The study of an organism's response to ischemia at different levels is essential to understand the mechanism of the injury as well as protection. We used the occlusion of four vessels as an animal model of global cerebral ischemia to investigate metabolic alterations in cerebral cortex, hippocampus, blood plasma, as well as in a remote organ, the heart, in rats undergoing 24 h postischemic reperfusion. By inducing sublethal ischemic stimuli, we focused on endogenous phenomena known as ischemic tolerance that is currently the best known and most effective way of protecting against ischemic injury. NMR spectroscopy was used to analyze relative metabolite levels in homogenates from rats' cerebral cortex, hippocampus, and heart together with deproteinized blood plasma. In individual animals subjected to global cerebral ischemia, relative concentrations of the essential amino acids isoleucine, valine, phenylalanine, and tyrosine in cerebral cortex correlated with those in blood plasma (p < 0.05, or boundary significant p < 0.09). This did not apply for the hippocampus, suggesting a closer relation between ischemic cortex and metabolomic blood components. Hippocampal non-participation on correlation with blood components may emphasize the observed partial or full normalization the post-ischemically altered levels of a number of metabolites in the preconditioned animals. Remarkably, that was observed for cortex to a lesser extent. As a response to the global cerebral ischemia in heart tissue, we observed decreased glutamate and increased 3-hydroxybutyrate. Ischemically induced semi-ketotic state and other changes found in blood plasma partially normalized when ischemic preconditioning was introduced. Some metabolomic changes were so strong that even individual metabolites were able to differentiate between ischemic, ischemically preconditioned, and control brain tissues.
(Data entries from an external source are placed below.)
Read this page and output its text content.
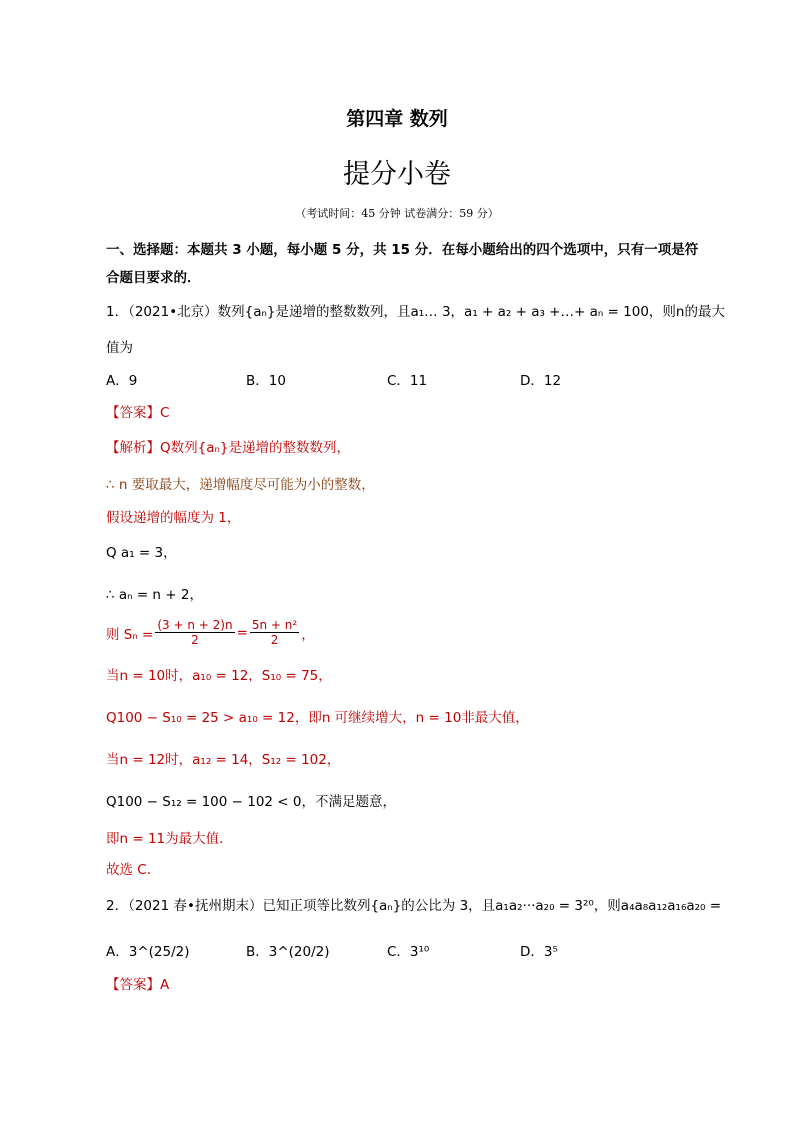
第四章 数列
提分小卷
（考试时间：45 分钟 试卷满分：59 分）
一、选择题：本题共 3 小题，每小题 5 分，共 15 分．在每小题给出的四个选项中，只有一项是符
合题目要求的．
1．（2021•北京）数列{aₙ}是递增的整数数列，且a₁… 3，a₁ + a₂ + a₃ +…+ aₙ = 100，则n的最大
值为
A．9	B．10	C．11	D．12
【答案】C
【解析】Q数列{aₙ}是递增的整数数列，
∴ n 要取最大，递增幅度尽可能为小的整数，
假设递增的幅度为 1，
Q a₁ = 3，
∴ aₙ = n + 2，
则 $S_n = \frac{(3 + n + 2)n}{2} = \frac{\text{5n + n²}}{2}$ ，
当n = 10时，a₁₀ = 12，S₁₀ = 75，
Q100 − S₁₀ = 25 > a₁₀ = 12，即n 可继续增大，n = 10非最大值，
当n = 12时，a₁₂ = 14，S₁₂ = 102，
Q100 − S₁₂ = 100 − 102 < 0，不满足题意，
即n = 11为最大值．
故选 C．
2．（2021 春•抚州期末）已知正项等比数列{aₙ}的公比为 3，且a₁a₂···a₂₀ = 3²⁰，则a₄a₈a₁₂a₁₆a₂₀ =
A．3^(25/2)	B．3^(20/2)	C．3¹⁰	D．3⁵
【答案】A
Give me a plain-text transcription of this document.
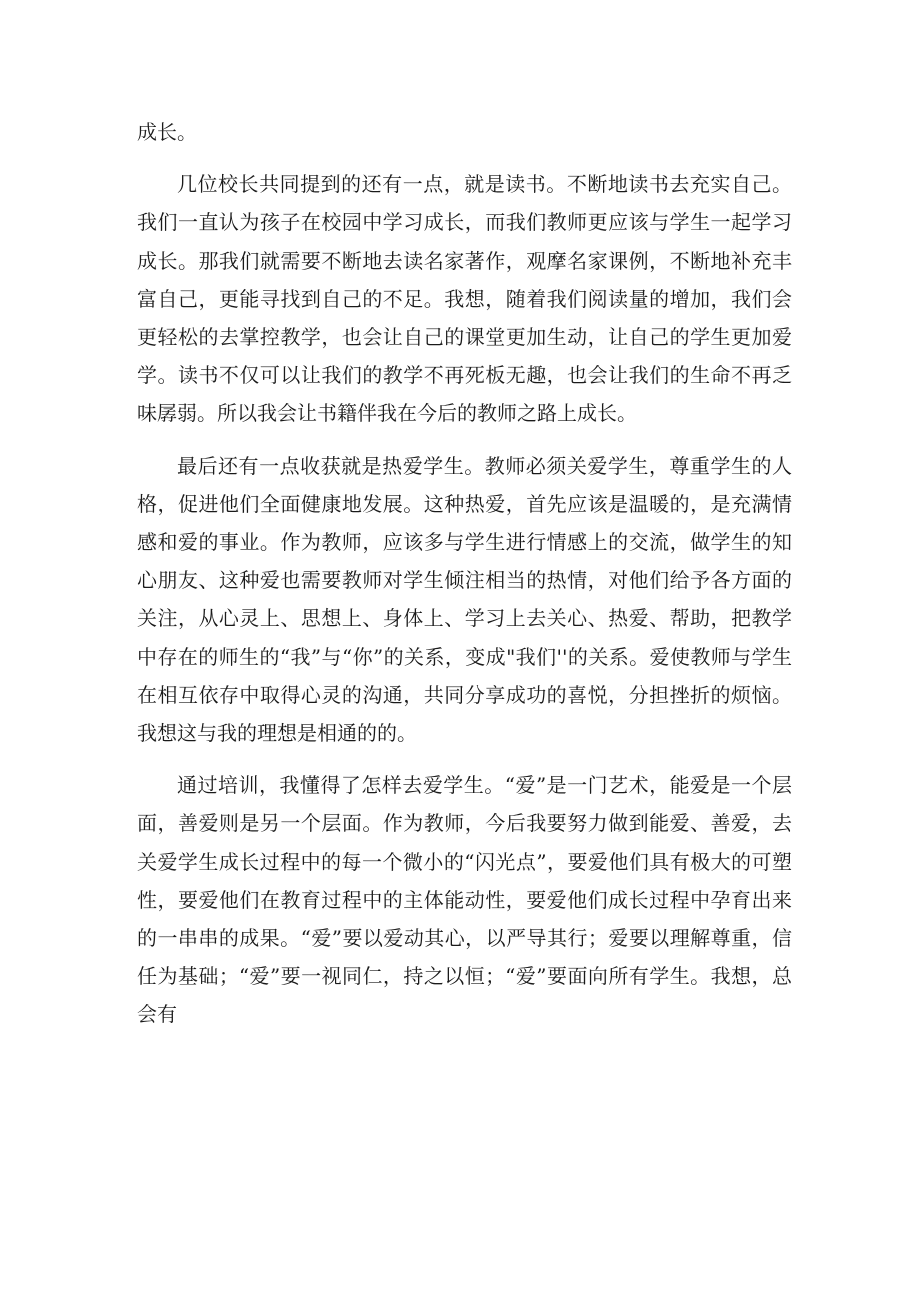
成长。

几位校长共同提到的还有一点，就是读书。不断地读书去充实自己。我们一直认为孩子在校园中学习成长，而我们教师更应该与学生一起学习成长。那我们就需要不断地去读名家著作，观摩名家课例，不断地补充丰富自己，更能寻找到自己的不足。我想，随着我们阅读量的增加，我们会更轻松的去掌控教学，也会让自己的课堂更加生动，让自己的学生更加爱学。读书不仅可以让我们的教学不再死板无趣，也会让我们的生命不再乏味孱弱。所以我会让书籍伴我在今后的教师之路上成长。

最后还有一点收获就是热爱学生。教师必须关爱学生，尊重学生的人格，促进他们全面健康地发展。这种热爱，首先应该是温暖的，是充满情感和爱的事业。作为教师，应该多与学生进行情感上的交流，做学生的知心朋友、这种爱也需要教师对学生倾注相当的热情，对他们给予各方面的关注，从心灵上、思想上、身体上、学习上去关心、热爱、帮助，把教学中存在的师生的“我”与“你”的关系，变成"我们''的关系。爱使教师与学生在相互依存中取得心灵的沟通，共同分享成功的喜悦，分担挫折的烦恼。我想这与我的理想是相通的的。

通过培训，我懂得了怎样去爱学生。“爱”是一门艺术，能爱是一个层面，善爱则是另一个层面。作为教师，今后我要努力做到能爱、善爱，去关爱学生成长过程中的每一个微小的“闪光点”，要爱他们具有极大的可塑性，要爱他们在教育过程中的主体能动性，要爱他们成长过程中孕育出来的一串串的成果。“爱”要以爱动其心，以严导其行；爱要以理解尊重，信任为基础；“爱”要一视同仁，持之以恒；“爱”要面向所有学生。我想，总会有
NAC and Vitamin D Restore CNS Glutathione in Endotoxin-Sensitized Neonatal Hypoxic-Ischemic Rats

Therapeutic hypothermia does not improve outcomes in neonatal hypoxia ischemia (HI) complicated by perinatal infection, due to well-described, pre-existing oxidative stress and neuroinflammation that shorten the therapeutic window. For effective neuroprotection post-injury, we must first define and then target CNS metabolomic changes immediately after endotoxin-sensitized HI (LPS-HI). We hypothesized that LPS-HI would acutely deplete reduced glutathione (GSH), indicating overwhelming oxidative stress in spite of hypothermia treatment in neonatal rats. Post-natal day 7 rats were randomized to sham ligation, or severe LPS-HI (0.5 mg/kg 4 h before right carotid artery ligation, 90 min 8% O2), followed by hypothermia alone or with N-acetylcysteine (25 mg/kg) and vitamin D (1,25(OH)2D3, 0.05 μg/kg) (NVD). We quantified in vivo CNS metabolites by serial 7T MR Spectroscopy before, immediately after LPS-HI, and after treatment, along with terminal plasma drug concentrations. GSH was significantly decreased in all LPS-HI rats compared with baseline and sham controls. Two hours of hypothermia alone did not improve GSH and allowed glutamate + glutamine (GLX) to increase. Within 1 h of administration, NVD increased GSH close to baseline and suppressed GLX. The combination of NVD with hypothermia rapidly improved cellular redox status after LPS-HI, potentially inhibiting important secondary injury cascades and allowing more time for hypothermic neuroprotection.